I was afraid I would be unable to protect my child.
It came to a point where fear was driving the bus. My deepest wish was to build a protective bubble around my family and wait out the storm.
But at some point something shifted. As I grew into my mothering I learned to invite fear along for the journey. I learned that fear is an instinct; that it is our strongest protective strategy and something I would, actually, hate to live without.
Imagine if we had no fear at all.
Fear can drag you in to panic and obsession on the one hand, and into apathy, defeat and stagnation on the other. Neither extreme is all that helpful. But I think there is a comfy middle ground. A place where fear is allowed to propel us forward into action and growth but is never allowed to get into the driver’s seat.

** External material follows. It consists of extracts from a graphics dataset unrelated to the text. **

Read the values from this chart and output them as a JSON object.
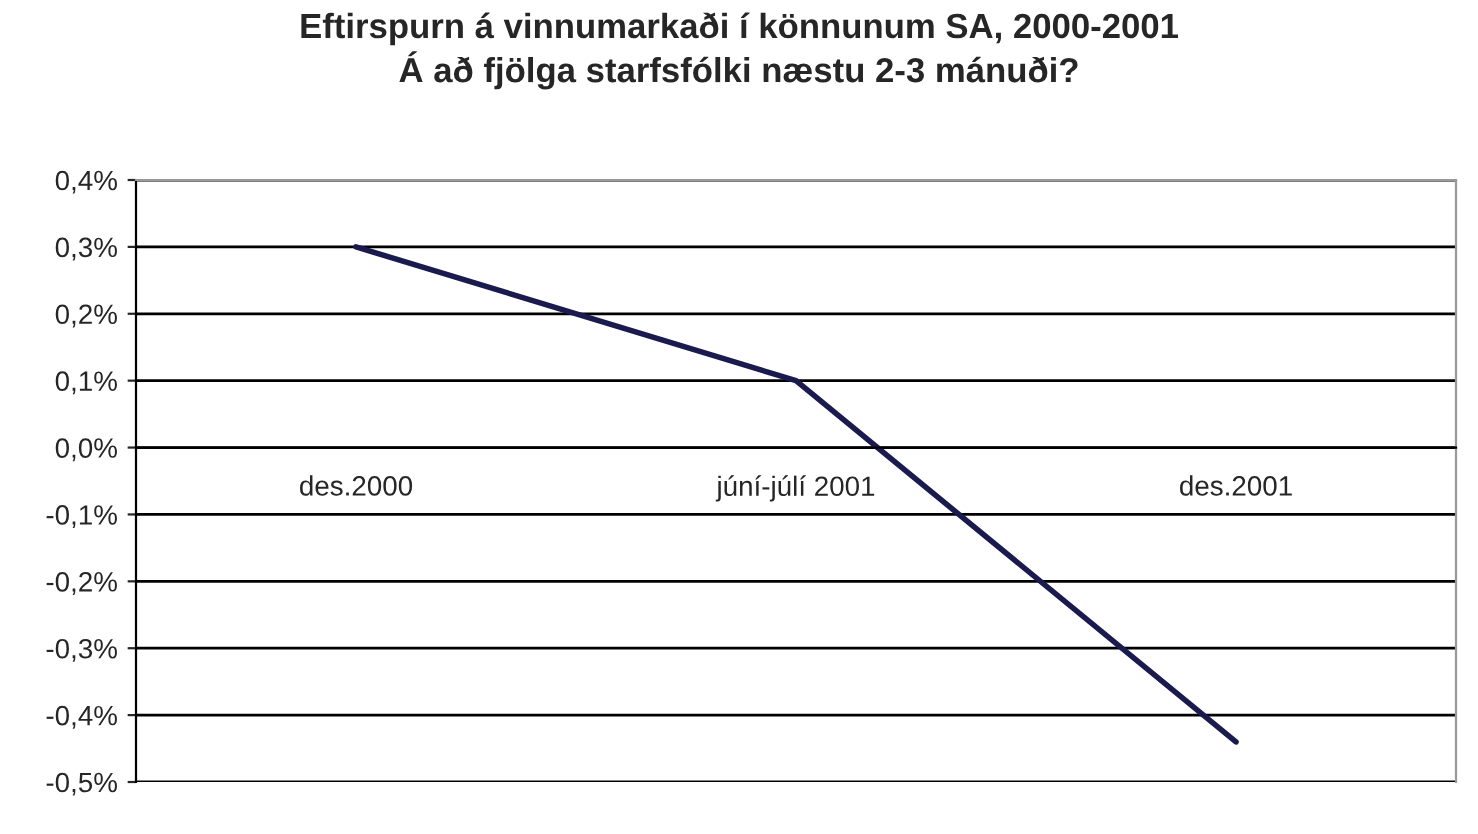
{
  "chart_data": {
    "type": "line",
    "title": "Eftirspurn á vinnumarkaði í könnunum SA, 2000-2001\nÁ að fjölga starfsfólki næstu 2-3 mánuði?",
    "categories": [
      "des.2000",
      "júní-júlí 2001",
      "des.2001"
    ],
    "series": [
      {
        "color": "#1a1a4e",
        "values": [
          0.3,
          0.1,
          -0.44
        ]
      }
    ],
    "ylim": [
      -0.5,
      0.4
    ],
    "yticks": [
      {
        "value": -0.5,
        "label": "-0,5%"
      },
      {
        "value": -0.4,
        "label": "-0,4%"
      },
      {
        "value": -0.3,
        "label": "-0,3%"
      },
      {
        "value": -0.2,
        "label": "-0,2%"
      },
      {
        "value": -0.1,
        "label": "-0,1%"
      },
      {
        "value": 0,
        "label": "0,0%"
      },
      {
        "value": 0.1,
        "label": "0,1%"
      },
      {
        "value": 0.2,
        "label": "0,2%"
      },
      {
        "value": 0.3,
        "label": "0,3%"
      },
      {
        "value": 0.4,
        "label": "0,4%"
      }
    ],
    "grid": "y",
    "marker": "none",
    "line_style": "solid",
    "legend": false
  }
}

What if we could live with confidence in the diver’s seat, strategy as the trusted co-pilot, and fear in the back seat?
When we’re new moms, of course fear is up front and centre. We haven’t a clue what we’re doing and the cards are stacked up against us! So many sick kids! So much illness! We don’t yet have strategies. We don’t yet have confidence. The driver’s seat is wide open.
What if we could lean into experience and trust and develop strategies that create confidence?
Wouldn’t we then free up some energy to enjoy life a little bit more?
I think that’s what parenting is all about. Finding those strategies, developing that confidence. Creating that space.
So, do I want to be fearless in my parenting? No. I don’t stand a chance against fear. Its always going to be a part of me. I want to use fear to help me find and swim in the upstream current towards health. And yes... with more than half of children chronically ill or at risk, with the rise of mental illness, obesity, autism and all that... being healthy does seem to be an upstream swim. The go-with-the-flow, let-the-chips-fall-as-they-may kind of approach does not seem to be yielding the results I want for my kids. Or myself.
And so I swim.
That fear that I would not be able to protect my family has given me energy and helped me define and find the key health supportive elements I want to be sure my children have in their life - clean food, play, outdoor space, beauty, attachment....
Fear has helped me simplify things and because of it I am a happier mother.